I don’t think the lack of an earth-shattering ka-FOOM changes much of the logic of FAI. Smart enough to take over the world is enough to make human existence way better, or end it entirely.
It’s quite tricky to ensure that your superintelligent AI does anything like what you wanted it to. I don’t share the intuition that creating a “homeostasis” AI is any easier than an FAI. I think one move Eliezer is making in his “Creating Friendly AI” strategy is to minimize the goals you’re trying to give the machine; just CEV.
I think this makes apparent what a good CEV seeker needs anyway; some sense of restraint when CEV can’t be reliably extrapolated in one giant step. It’s less than certain that even a full FOOM AI could reliably extrapolate to some final most-preferred world state.
I’d like to see a program where humanity actually chooses its own future; we skip the extrapolation and just use CV repeatedly; let people live out their own extrapolation.

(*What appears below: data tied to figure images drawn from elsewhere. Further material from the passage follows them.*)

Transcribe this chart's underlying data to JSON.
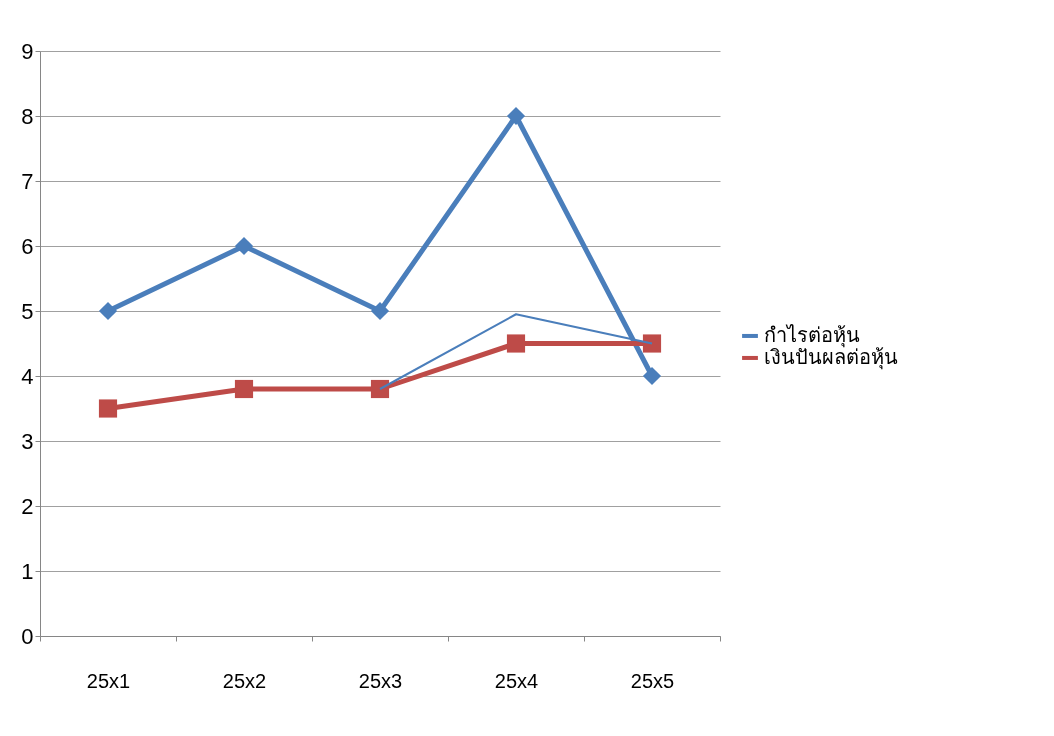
{
  "chart_data": {
    "type": "line",
    "categories": [
      "25x1",
      "25x2",
      "25x3",
      "25x4",
      "25x5"
    ],
    "series": [
      {
        "name": "กำไรต่อหุ้น",
        "color": "#4a7ebb",
        "marker": "diamond",
        "values": [
          5,
          6,
          5,
          8,
          4
        ]
      },
      {
        "name": "เงินปันผลต่อหุ้น",
        "color": "#be4b48",
        "marker": "square",
        "values": [
          3.5,
          3.8,
          3.8,
          4.5,
          4.5
        ]
      },
      {
        "color": "#4a7ebb",
        "marker": "none",
        "line_style": "solid",
        "values": [
          null,
          null,
          3.8,
          4.95,
          4.5
        ]
      }
    ],
    "ylim": [
      0,
      9
    ],
    "yticks": [
      0,
      1,
      2,
      3,
      4,
      5,
      6,
      7,
      8,
      9
    ],
    "grid": "y",
    "legend": "right"
  }
}
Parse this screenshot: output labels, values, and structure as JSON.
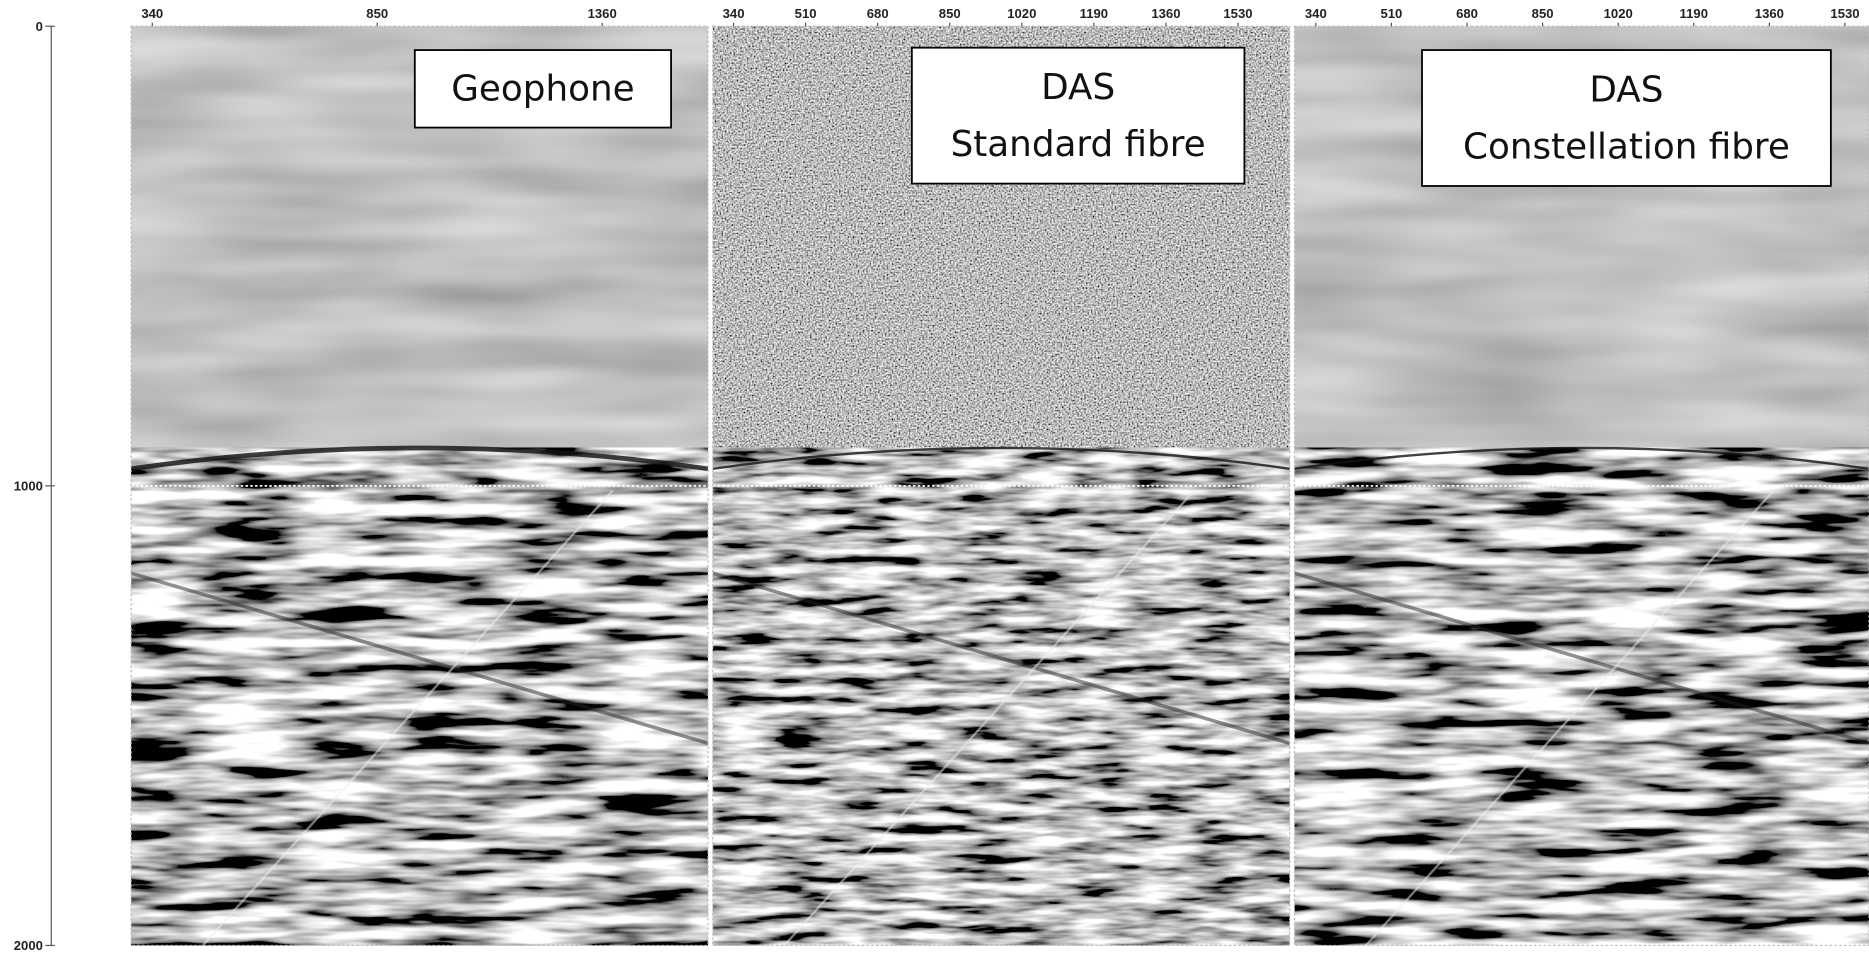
{
  "y_axis": {
    "ticks": [
      0,
      1000,
      2000
    ],
    "ylim": [
      0,
      2000
    ]
  },
  "panels": [
    {
      "label_lines": [
        "Geophone"
      ],
      "x_ticks": [
        340,
        850,
        1360
      ],
      "xlim": [
        292,
        1600
      ]
    },
    {
      "label_lines": [
        "DAS",
        "Standard fibre"
      ],
      "x_ticks": [
        340,
        510,
        680,
        850,
        1020,
        1190,
        1360,
        1530
      ],
      "xlim": [
        291,
        1652
      ]
    },
    {
      "label_lines": [
        "DAS",
        "Constellation fibre"
      ],
      "x_ticks": [
        340,
        510,
        680,
        850,
        1020,
        1190,
        1360,
        1530
      ],
      "xlim": [
        292,
        1584
      ]
    }
  ]
}
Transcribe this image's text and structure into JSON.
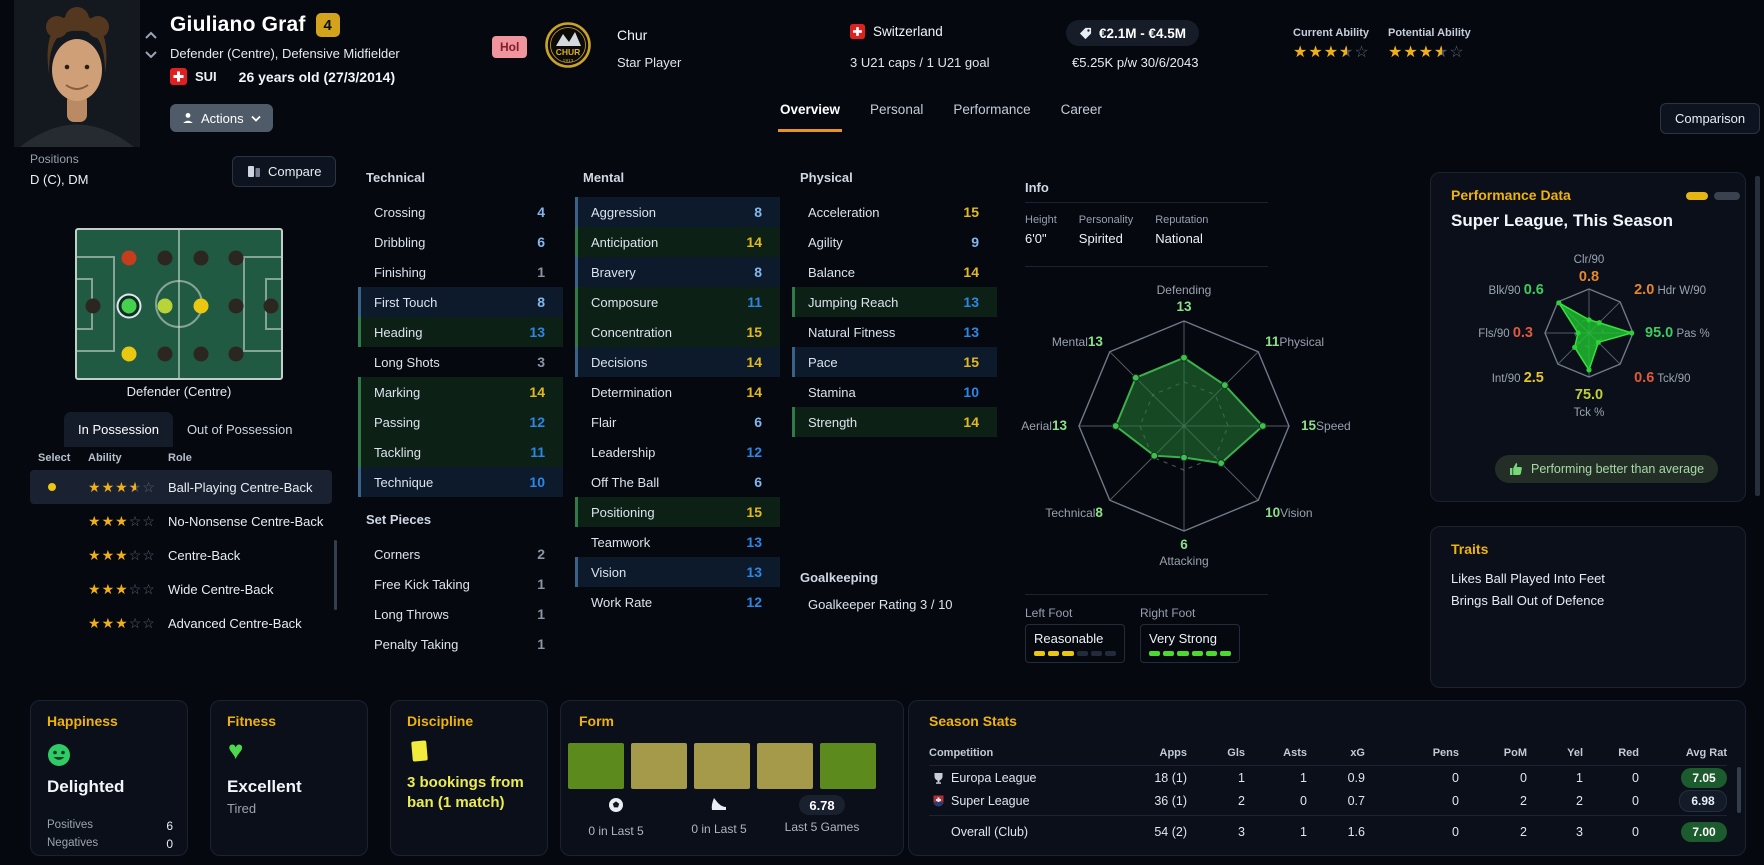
{
  "header": {
    "name": "Giuliano Graf",
    "squad_number": "4",
    "positions_summary": "Defender (Centre), Defensive Midfielder",
    "nationality_code": "SUI",
    "age": "26 years old (27/3/2014)",
    "actions_label": "Actions",
    "availability_badge": "Hol",
    "club_name": "Chur",
    "club_status": "Star Player",
    "crest_text": "CHUR",
    "crest_year": "1913",
    "nation_name": "Switzerland",
    "intl_record": "3 U21 caps / 1 U21 goal",
    "transfer_value": "€2.1M - €4.5M",
    "wage_and_contract": "€5.25K p/w 30/6/2043",
    "current_ability_label": "Current Ability",
    "current_ability_stars": 3.5,
    "potential_ability_label": "Potential Ability",
    "potential_ability_stars": 3.5,
    "tabs": [
      {
        "label": "Overview",
        "active": true
      },
      {
        "label": "Personal",
        "active": false
      },
      {
        "label": "Performance",
        "active": false
      },
      {
        "label": "Career",
        "active": false
      }
    ],
    "comparison_label": "Comparison"
  },
  "positions_panel": {
    "label": "Positions",
    "value": "D (C), DM",
    "compare_label": "Compare",
    "pitch_caption": "Defender (Centre)",
    "possession_tabs": [
      {
        "label": "In Possession",
        "active": true
      },
      {
        "label": "Out of Possession",
        "active": false
      }
    ],
    "role_table_headers": [
      "Select",
      "Ability",
      "Role"
    ],
    "roles": [
      {
        "selected": true,
        "stars": 3.5,
        "role": "Ball-Playing Centre-Back"
      },
      {
        "selected": false,
        "stars": 3,
        "role": "No-Nonsense Centre-Back"
      },
      {
        "selected": false,
        "stars": 3,
        "role": "Centre-Back"
      },
      {
        "selected": false,
        "stars": 3,
        "role": "Wide Centre-Back"
      },
      {
        "selected": false,
        "stars": 3,
        "role": "Advanced Centre-Back"
      }
    ],
    "pitch_dots": [
      {
        "col": 0,
        "row": 1,
        "rating": "unable"
      },
      {
        "col": 1,
        "row": 0,
        "rating": "awkward"
      },
      {
        "col": 1,
        "row": 1,
        "rating": "natural",
        "selected": true
      },
      {
        "col": 1,
        "row": 2,
        "rating": "competent"
      },
      {
        "col": 2,
        "row": 0,
        "rating": "unable"
      },
      {
        "col": 2,
        "row": 1,
        "rating": "accomplished"
      },
      {
        "col": 2,
        "row": 2,
        "rating": "unable"
      },
      {
        "col": 3,
        "row": 0,
        "rating": "unable"
      },
      {
        "col": 3,
        "row": 1,
        "rating": "competent"
      },
      {
        "col": 3,
        "row": 2,
        "rating": "unable"
      },
      {
        "col": 4,
        "row": 0,
        "rating": "unable"
      },
      {
        "col": 4,
        "row": 1,
        "rating": "unable"
      },
      {
        "col": 4,
        "row": 2,
        "rating": "unable"
      },
      {
        "col": 5,
        "row": 1,
        "rating": "unable"
      }
    ],
    "dot_colors": {
      "natural": "#46d04e",
      "accomplished": "#b9d438",
      "competent": "#eac811",
      "awkward": "#c63d1d",
      "unable": "#2c2620"
    }
  },
  "attributes": {
    "technical": {
      "title": "Technical",
      "items": [
        {
          "name": "Crossing",
          "value": 4
        },
        {
          "name": "Dribbling",
          "value": 6
        },
        {
          "name": "Finishing",
          "value": 1
        },
        {
          "name": "First Touch",
          "value": 8,
          "highlight": "blue"
        },
        {
          "name": "Heading",
          "value": 13,
          "highlight": "green"
        },
        {
          "name": "Long Shots",
          "value": 3
        },
        {
          "name": "Marking",
          "value": 14,
          "highlight": "green"
        },
        {
          "name": "Passing",
          "value": 12,
          "highlight": "green"
        },
        {
          "name": "Tackling",
          "value": 11,
          "highlight": "green"
        },
        {
          "name": "Technique",
          "value": 10,
          "highlight": "blue"
        }
      ]
    },
    "set_pieces": {
      "title": "Set Pieces",
      "items": [
        {
          "name": "Corners",
          "value": 2
        },
        {
          "name": "Free Kick Taking",
          "value": 1
        },
        {
          "name": "Long Throws",
          "value": 1
        },
        {
          "name": "Penalty Taking",
          "value": 1
        }
      ]
    },
    "mental": {
      "title": "Mental",
      "items": [
        {
          "name": "Aggression",
          "value": 8,
          "highlight": "blue"
        },
        {
          "name": "Anticipation",
          "value": 14,
          "highlight": "green"
        },
        {
          "name": "Bravery",
          "value": 8,
          "highlight": "blue"
        },
        {
          "name": "Composure",
          "value": 11,
          "highlight": "green"
        },
        {
          "name": "Concentration",
          "value": 15,
          "highlight": "green"
        },
        {
          "name": "Decisions",
          "value": 14,
          "highlight": "blue"
        },
        {
          "name": "Determination",
          "value": 14
        },
        {
          "name": "Flair",
          "value": 6
        },
        {
          "name": "Leadership",
          "value": 12
        },
        {
          "name": "Off The Ball",
          "value": 6
        },
        {
          "name": "Positioning",
          "value": 15,
          "highlight": "green"
        },
        {
          "name": "Teamwork",
          "value": 13
        },
        {
          "name": "Vision",
          "value": 13,
          "highlight": "blue"
        },
        {
          "name": "Work Rate",
          "value": 12
        }
      ]
    },
    "physical": {
      "title": "Physical",
      "items": [
        {
          "name": "Acceleration",
          "value": 15
        },
        {
          "name": "Agility",
          "value": 9
        },
        {
          "name": "Balance",
          "value": 14
        },
        {
          "name": "Jumping Reach",
          "value": 13,
          "highlight": "green"
        },
        {
          "name": "Natural Fitness",
          "value": 13
        },
        {
          "name": "Pace",
          "value": 15,
          "highlight": "blue"
        },
        {
          "name": "Stamina",
          "value": 10
        },
        {
          "name": "Strength",
          "value": 14,
          "highlight": "green"
        }
      ]
    },
    "goalkeeping_title": "Goalkeeping",
    "goalkeeper_rating": "Goalkeeper Rating 3 / 10"
  },
  "info_panel": {
    "title": "Info",
    "fields": [
      {
        "label": "Height",
        "value": "6'0\""
      },
      {
        "label": "Personality",
        "value": "Spirited"
      },
      {
        "label": "Reputation",
        "value": "National"
      }
    ],
    "left_foot_label": "Left Foot",
    "left_foot_value": "Reasonable",
    "left_foot_segments": 3,
    "right_foot_label": "Right Foot",
    "right_foot_value": "Very Strong",
    "right_foot_segments": 6,
    "foot_colors": {
      "left": "#eac811",
      "right": "#4cd930",
      "empty": "#222b39"
    }
  },
  "performance_panel": {
    "title": "Performance Data",
    "subtitle": "Super League, This Season",
    "badge": "Performing better than average"
  },
  "traits_panel": {
    "title": "Traits",
    "items": [
      "Likes Ball Played Into Feet",
      "Brings Ball Out of Defence"
    ]
  },
  "happiness_panel": {
    "title": "Happiness",
    "status": "Delighted",
    "rows": [
      {
        "label": "Positives",
        "value": "6"
      },
      {
        "label": "Negatives",
        "value": "0"
      }
    ]
  },
  "fitness_panel": {
    "title": "Fitness",
    "status": "Excellent",
    "substatus": "Tired"
  },
  "discipline_panel": {
    "title": "Discipline",
    "text": "3 bookings from ban (1 match)"
  },
  "form_panel": {
    "title": "Form",
    "results": [
      "good",
      "average",
      "average",
      "average",
      "good"
    ],
    "result_colors": {
      "good": "#5c8a1d",
      "average": "#a5994a"
    },
    "goals_caption": "0 in Last 5",
    "assists_caption": "0 in Last 5",
    "rating_value": "6.78",
    "rating_caption": "Last 5 Games"
  },
  "season_stats": {
    "title": "Season Stats",
    "headers": [
      "Competition",
      "Apps",
      "Gls",
      "Asts",
      "xG",
      "Pens",
      "PoM",
      "Yel",
      "Red",
      "Avg Rat"
    ],
    "rows": [
      {
        "icon": "europa-league",
        "competition": "Europa League",
        "values": [
          "18 (1)",
          "1",
          "1",
          "0.9",
          "0",
          "0",
          "1",
          "0"
        ],
        "avg_rat": "7.05",
        "avg_rat_style": "good"
      },
      {
        "icon": "super-league",
        "competition": "Super League",
        "values": [
          "36 (1)",
          "2",
          "0",
          "0.7",
          "0",
          "2",
          "2",
          "0"
        ],
        "avg_rat": "6.98",
        "avg_rat_style": "neutral"
      },
      {
        "icon": "",
        "competition": "Overall (Club)",
        "values": [
          "54 (2)",
          "3",
          "1",
          "1.6",
          "0",
          "2",
          "3",
          "0"
        ],
        "avg_rat": "7.00",
        "avg_rat_style": "good"
      }
    ]
  },
  "chart_data": [
    {
      "type": "radar",
      "title": "Attribute polygon",
      "axes": [
        "Defending",
        "Physical",
        "Speed",
        "Vision",
        "Attacking",
        "Technical",
        "Aerial",
        "Mental"
      ],
      "values": [
        13,
        11,
        15,
        10,
        6,
        8,
        13,
        13
      ],
      "max": 20,
      "fill_color": "#247e36",
      "stroke_color": "#3cb04a",
      "value_color": "#8ce08a",
      "label_color": "#98a1ae",
      "average_ring_fraction": 0.42,
      "legend_position": "none",
      "grid": "octagon-outline"
    },
    {
      "type": "radar",
      "title": "Performance Data",
      "subtitle": "Super League, This Season",
      "axes": [
        "Clr/90",
        "Hdr W/90",
        "Pas %",
        "Tck/90",
        "Tck %",
        "Int/90",
        "Fls/90",
        "Blk/90"
      ],
      "values": [
        0.8,
        2.0,
        95.0,
        0.6,
        75.0,
        2.5,
        0.3,
        0.6
      ],
      "value_colors": [
        "#e6872b",
        "#e6872b",
        "#3ecb5d",
        "#e05a3a",
        "#bfcf35",
        "#e5c62b",
        "#e05a3a",
        "#3ecb5d"
      ],
      "fractions": [
        0.3,
        0.33,
        0.97,
        0.3,
        0.84,
        0.46,
        0.25,
        0.97
      ],
      "fill_color": "#1fc62f",
      "label_color": "#9aa4b2",
      "average_ring_fraction": 0.33,
      "legend_position": "none",
      "grid": "octagon-outline"
    }
  ]
}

Does just CV work all right? I don’t know, but it might. Sure, Palestinians want to kill Israelis and vice versa; but they both want to NOT be killed way more than they want to kill, and most other folks don’t want to see either of them killed.
Or perhaps we need a much more cautious, “OK, let’s vote on improvements, but they can’t kill anybody and benefits have to be available to everyone...” policy for the central guide of AI.
CEV is a well thought out proposal (perhaps the only one—counterexamples?), but we need more ideas in the realm of AI motivation/ethics systems. Particularly, ways to get from a practical AI with goals like “design neat products for GiantCo” or “obey orders from my commanding officer” to ensure that they don’t ruin everything if they start to self-improve. Not everyone is going to want to give their AI CEV as its central goal, at least not until it’s clear it can/will self improve, at which point it’s probably too late.
Well, yes; it’s not straightforward to go from brains to preferences. But for any particular definition of preference, a given brain’s “preference” is just a fact about that brain. If this is true, it’s important to understanding morality/ethics/volition.